Strangely, however, this understanding of sexual differences goes out the window for elections and leadership. Conservatives and Republicans are often blind to the ways sex may affect a voter’s perception of political leaders and policies, and a political leader’s approach to addressing a given policy problem. To put this into context, in 2018, the Center for Responsive Politics found that women contributed just over $19 million to Republican women congressional candidates, while Democratic women gave more than $159 million. What’s more, they gave more to their female candidates than to male candidates.

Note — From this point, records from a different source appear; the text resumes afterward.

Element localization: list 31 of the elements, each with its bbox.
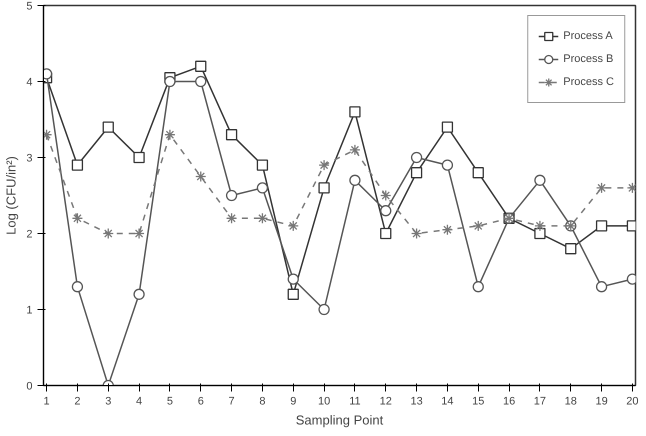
x-tick-label: 19 [595, 396, 608, 408]
x-tick-label: 8 [259, 396, 266, 408]
x-tick-label: 17 [534, 396, 546, 408]
y-tick-label: 2 [26, 228, 33, 240]
x-tick-label: 5 [166, 396, 173, 408]
x-tick-label: 7 [228, 396, 235, 408]
x-tick-label: 12 [380, 396, 392, 408]
y-tick-label: 5 [26, 0, 33, 12]
x-tick-label: 1 [44, 396, 50, 408]
y-tick-label: 0 [26, 380, 33, 392]
x-axis-title: Sampling Point [296, 412, 384, 428]
x-tick-label: 3 [105, 396, 112, 408]
x-tick-label: 9 [290, 396, 296, 408]
y-tick-label: 4 [26, 76, 33, 88]
x-tick-label: 4 [136, 396, 142, 408]
x-tick-label: 11 [349, 396, 361, 408]
x-tick-label: 16 [502, 396, 516, 408]
legend-label: Process C [563, 76, 614, 88]
y-tick-label: 1 [26, 304, 33, 316]
x-tick-label: 15 [472, 396, 484, 408]
x-tick-label: 10 [318, 396, 330, 408]
x-tick-label: 13 [410, 396, 423, 408]
y-axis-title: Log (CFU/in²) [3, 156, 18, 235]
legend-label: Process B [563, 53, 614, 65]
x-tick-label: 14 [441, 396, 454, 408]
x-tick-label: 18 [564, 396, 577, 408]
legend-label: Process A [563, 30, 613, 42]
x-tick-label: 2 [74, 396, 80, 408]
x-tick-label: 20 [626, 396, 639, 408]
y-tick-label: 3 [26, 152, 33, 164]
x-tick-label: 6 [198, 396, 204, 408]
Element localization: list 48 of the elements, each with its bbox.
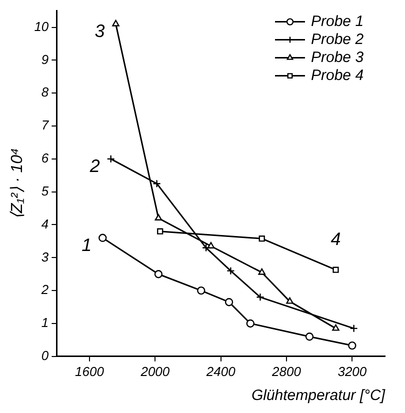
point — [350, 324, 358, 333]
point — [207, 242, 215, 248]
point — [348, 341, 356, 350]
point — [154, 214, 162, 221]
legend-label: Probe 3 — [311, 48, 364, 66]
y-tick-label: 7 — [41, 118, 50, 133]
y-tick-label: 10 — [34, 18, 50, 34]
y-tick-label: 5 — [41, 183, 50, 198]
point — [197, 286, 206, 295]
legend-label: Probe 2 — [311, 30, 364, 48]
point — [258, 235, 265, 242]
y-tick-label: 9 — [41, 52, 49, 67]
annotation: 1 — [82, 234, 92, 255]
x-axis-title: Glühtemperatur [°C] — [251, 387, 386, 404]
point — [154, 270, 163, 278]
annotation: 4 — [330, 228, 341, 249]
point — [224, 298, 234, 306]
point — [226, 266, 235, 275]
point — [332, 324, 340, 331]
point — [258, 268, 266, 275]
point — [332, 266, 339, 273]
legend-label: Probe 4 — [311, 66, 364, 84]
point — [256, 293, 264, 302]
y-axis-title: ⟨Z₁²⟩ · 10⁴ — [9, 148, 26, 220]
point — [152, 180, 161, 188]
x-tick-label: 2000 — [140, 364, 170, 379]
y-tick-label: 4 — [41, 216, 49, 232]
point — [106, 154, 115, 164]
annotation: 3 — [94, 20, 105, 41]
y-tick-label: 6 — [41, 150, 50, 166]
y-tick-label: 2 — [40, 282, 50, 298]
point — [157, 228, 164, 234]
y-tick-label: 1 — [41, 315, 49, 330]
point — [98, 234, 107, 242]
point — [112, 20, 120, 26]
x-tick-label: 2800 — [271, 364, 302, 379]
annotation: 2 — [88, 156, 100, 176]
point — [202, 244, 210, 252]
y-tick-label: 8 — [41, 84, 50, 100]
x-tick-label: 3200 — [338, 364, 368, 379]
x-tick-label: 2400 — [205, 364, 236, 379]
x-tick-label: 1600 — [75, 364, 105, 379]
point — [246, 319, 254, 328]
legend-label: Probe 1 — [311, 12, 364, 30]
point — [305, 332, 314, 341]
point — [286, 297, 294, 304]
y-tick-label: 0 — [41, 348, 50, 364]
y-tick-label: 3 — [41, 249, 50, 264]
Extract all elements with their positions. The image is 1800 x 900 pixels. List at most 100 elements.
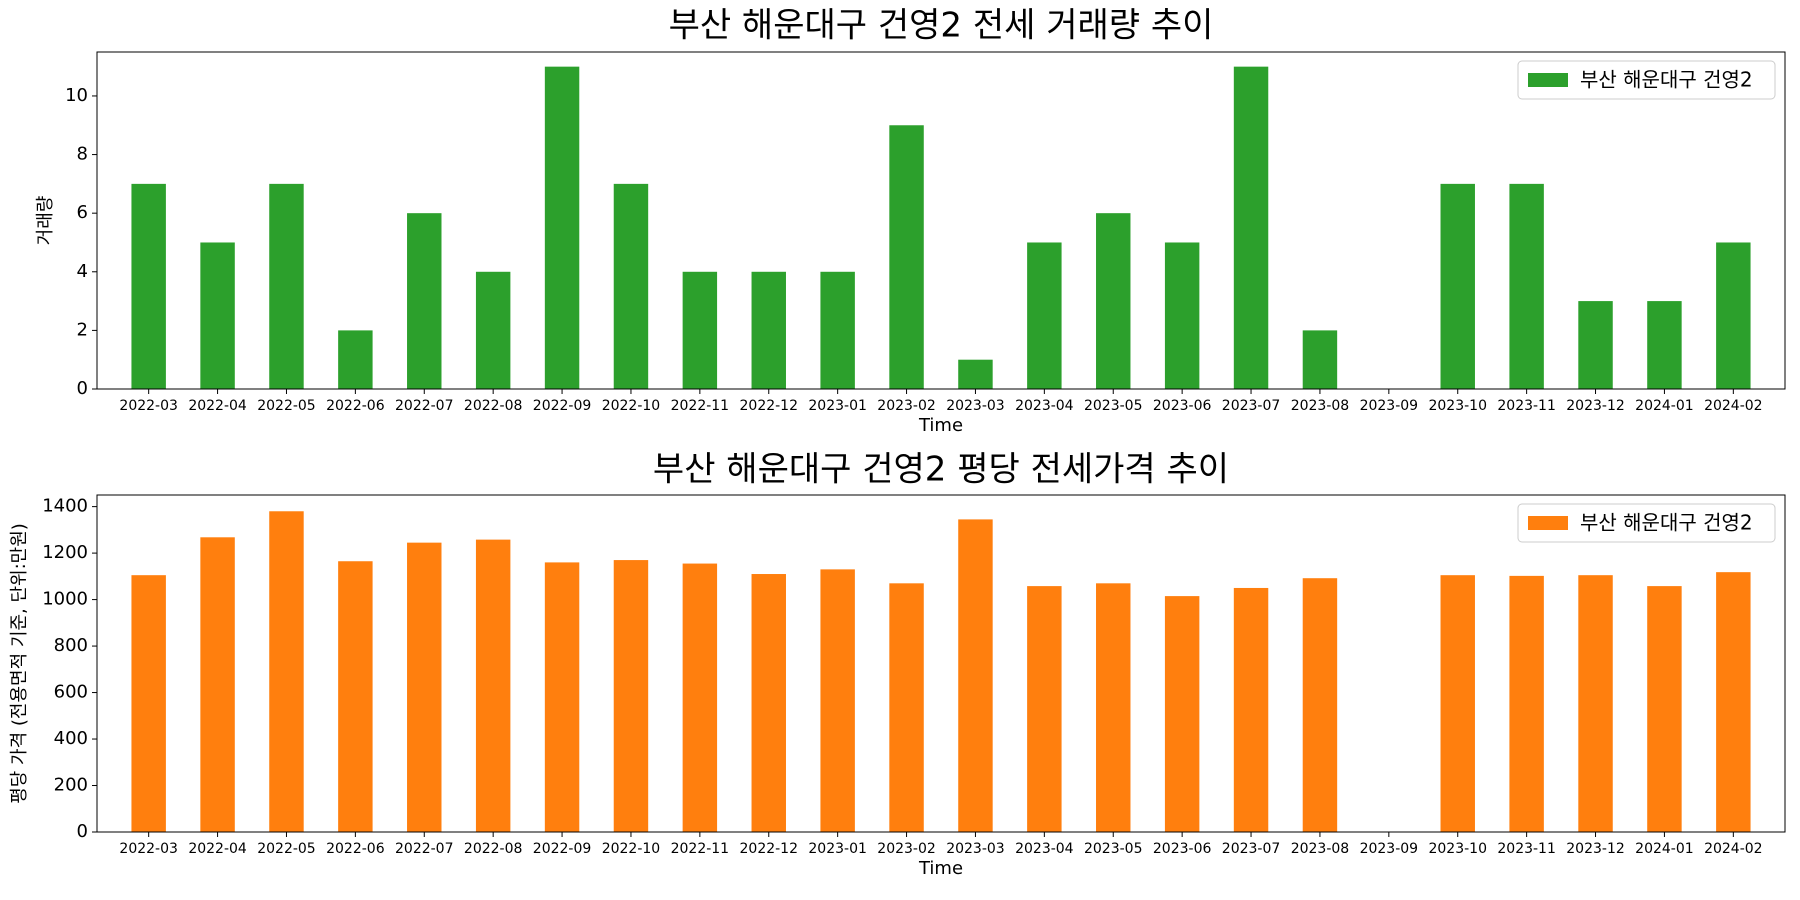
price-x-tick-label: 2023-05 [1084, 841, 1143, 857]
volume-bar [200, 242, 235, 389]
volume-x-tick-label: 2024-02 [1704, 398, 1763, 414]
volume-x-tick-label: 2023-11 [1497, 398, 1556, 414]
price-legend-box [1517, 503, 1776, 543]
volume-bar [475, 271, 511, 389]
price-x-tick-label: 2022-07 [395, 841, 454, 857]
volume-y-tick-label: 10 [65, 85, 88, 106]
price-y-tick-label: 200 [54, 775, 88, 796]
volume-bar [889, 125, 924, 390]
price-bar [1716, 572, 1751, 832]
price-y-tick-label: 800 [54, 635, 88, 656]
price-x-tick-label: 2022-06 [326, 841, 385, 857]
volume-x-axis-label: Time [918, 415, 963, 436]
price-bar [1578, 575, 1613, 832]
price-x-tick-label: 2023-06 [1153, 841, 1212, 857]
price-y-axis-label: 평당 가격 (전용면적 기준, 단위:만원) [9, 523, 30, 804]
volume-x-tick-label: 2023-12 [1566, 398, 1625, 414]
volume-bar [613, 183, 649, 389]
price-chart-title: 부산 해운대구 건영2 평당 전세가격 추이 [653, 450, 1229, 490]
volume-bar [1027, 242, 1062, 389]
volume-x-tick-label: 2023-04 [1015, 398, 1074, 414]
volume-x-tick-label: 2022-11 [671, 398, 730, 414]
price-y-tick-label: 1000 [42, 589, 88, 610]
price-bar [1096, 583, 1131, 832]
volume-chart-title: 부산 해운대구 건영2 전세 거래량 추이 [669, 6, 1214, 46]
price-x-tick-label: 2023-03 [946, 841, 1005, 857]
price-x-tick-label: 2023-08 [1291, 841, 1350, 857]
price-bar [544, 562, 580, 832]
price-bar [958, 519, 993, 832]
price-y-tick-label: 400 [54, 728, 88, 749]
price-y-tick-label: 1400 [42, 496, 88, 517]
price-x-tick-label: 2023-12 [1566, 841, 1625, 857]
volume-bar [1440, 183, 1475, 389]
price-x-tick-label: 2022-11 [671, 841, 730, 857]
price-x-tick-label: 2022-05 [257, 841, 316, 857]
price-y-tick-label: 1200 [42, 542, 88, 563]
price-x-tick-label: 2022-04 [188, 841, 247, 857]
volume-bar [1096, 213, 1131, 389]
volume-bar [544, 66, 580, 390]
price-x-tick-label: 2022-09 [533, 841, 592, 857]
volume-x-tick-label: 2023-06 [1153, 398, 1212, 414]
volume-y-tick-label: 6 [77, 202, 88, 223]
price-bar [1302, 578, 1338, 832]
price-bar [131, 575, 166, 832]
volume-x-tick-label: 2022-04 [188, 398, 247, 414]
volume-x-tick-label: 2022-06 [326, 398, 385, 414]
volume-bar [131, 183, 166, 389]
volume-bar [820, 271, 855, 389]
price-bar [1027, 586, 1062, 832]
price-x-tick-label: 2023-07 [1222, 841, 1281, 857]
volume-bar [338, 330, 373, 389]
price-x-tick-label: 2024-02 [1704, 841, 1763, 857]
price-bar [475, 539, 511, 832]
volume-x-tick-label: 2022-08 [464, 398, 523, 414]
volume-x-tick-label: 2023-07 [1222, 398, 1281, 414]
price-x-tick-label: 2023-10 [1428, 841, 1487, 857]
volume-bar [958, 359, 993, 389]
price-x-tick-label: 2023-02 [877, 841, 936, 857]
volume-x-tick-label: 2022-12 [740, 398, 799, 414]
price-legend-swatch [1528, 516, 1568, 530]
price-bar [1647, 586, 1682, 832]
volume-bar [407, 213, 442, 389]
price-x-tick-label: 2022-12 [740, 841, 799, 857]
volume-y-tick-label: 2 [77, 319, 88, 340]
volume-x-tick-label: 2024-01 [1635, 398, 1694, 414]
price-bar [1164, 596, 1200, 832]
price-bar [1440, 575, 1475, 832]
price-x-tick-label: 2022-08 [464, 841, 523, 857]
volume-x-tick-label: 2023-01 [808, 398, 867, 414]
price-bar [1509, 575, 1544, 832]
volume-bar [1716, 242, 1751, 389]
volume-bar [1647, 301, 1682, 389]
volume-y-tick-label: 0 [77, 378, 88, 399]
volume-x-tick-label: 2023-10 [1428, 398, 1487, 414]
volume-legend-label: 부산 해운대구 건영2 [1580, 68, 1753, 92]
volume-legend-swatch [1528, 73, 1568, 87]
price-bar [407, 542, 442, 832]
price-legend-label: 부산 해운대구 건영2 [1580, 511, 1753, 535]
price-bar [820, 569, 855, 832]
price-bar [682, 563, 718, 832]
price-x-axis-label: Time [918, 858, 963, 879]
volume-x-tick-label: 2022-09 [533, 398, 592, 414]
volume-bar [682, 271, 718, 389]
price-bar [613, 560, 649, 832]
volume-x-tick-label: 2023-03 [946, 398, 1005, 414]
price-bar [338, 561, 373, 832]
price-y-tick-label: 0 [77, 821, 88, 842]
volume-bar [1509, 183, 1544, 389]
volume-bar [1233, 66, 1269, 390]
price-x-tick-label: 2023-11 [1497, 841, 1556, 857]
volume-x-tick-label: 2022-05 [257, 398, 316, 414]
price-x-tick-label: 2022-03 [119, 841, 178, 857]
price-bar [269, 511, 304, 832]
volume-bar [1302, 330, 1338, 389]
price-x-tick-label: 2024-01 [1635, 841, 1694, 857]
price-bar [1233, 587, 1269, 832]
volume-bar [269, 183, 304, 389]
volume-x-tick-label: 2023-08 [1291, 398, 1350, 414]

By all means, I want women and men committed to constitutionally limited small government. But conservatives need to invest more in electing women, because it is likely to improve their performance. Women bring different experiences and perspectives to the table. We face no shortage of extraordinarily difficult problems in the realm of politics. But we are more likely to solve these problems when our political leadership brings a diversity of experiences and perspectives to bear on them.

Image Matters to Voters

In politics, performance is intimately tied up with perception. Image matters. Brand matters. Who voters see in political leadership matters. Nearly 80 percent of the women set to serve in the 116th Congress will be Democrats. (On the state level, the midterms outcome is better––roughly 44 percent of women officeholders are now Republican.) This divide becomes even sharper when we consider women of color––43 women of color will serve in the next Congress, but only one is a Republican.

Democrats can take identity politics too far, suggesting a woman should support a candidate because of their shared sex, or that she should take a certain position on abortion or health care simply because she is female. But the right needs to make its own course correction.

Women voters have been slipping away for years. In the recent midterm elections, Democrats won the women’s vote by a whopping 19 points, with 59 percent of college-educated women supporting Democrats, officially securing the women’s vote.

But the fact is they deserve to win. The GOP’s loss of women voters isn’t the result of a single misstep. The party has failed to engage consistently or effectively with women on important issues like health care and paid leave. Insensitive comments and candidates who appear crass, dismissive, or even abusive toward women certainly don’t help.

But the problem has been made worse by a conspicuous shortage of Republican women lawmakers at the national level. Democrats can thank their progressive feminist allies, who have spent years (and tens of millions of dollars) researching, training, and investing in women candidates. Republicans rely on a few women leaders from time to time––Rep. Cathy McMorris Rodgers or Sen. Susan Collins, for example––but electing women leaders has always been an afterthought at best.

Perhaps now that Republicans have hit rock bottom with female voters, they’ll begin to take the issue of electing more women more seriously. It’s time to make a real effort at identifying, training, and advancing women in the party. Otherwise, the nation will move further toward a political culture in which one’s sex doesn’t just influence our politics, but determines them.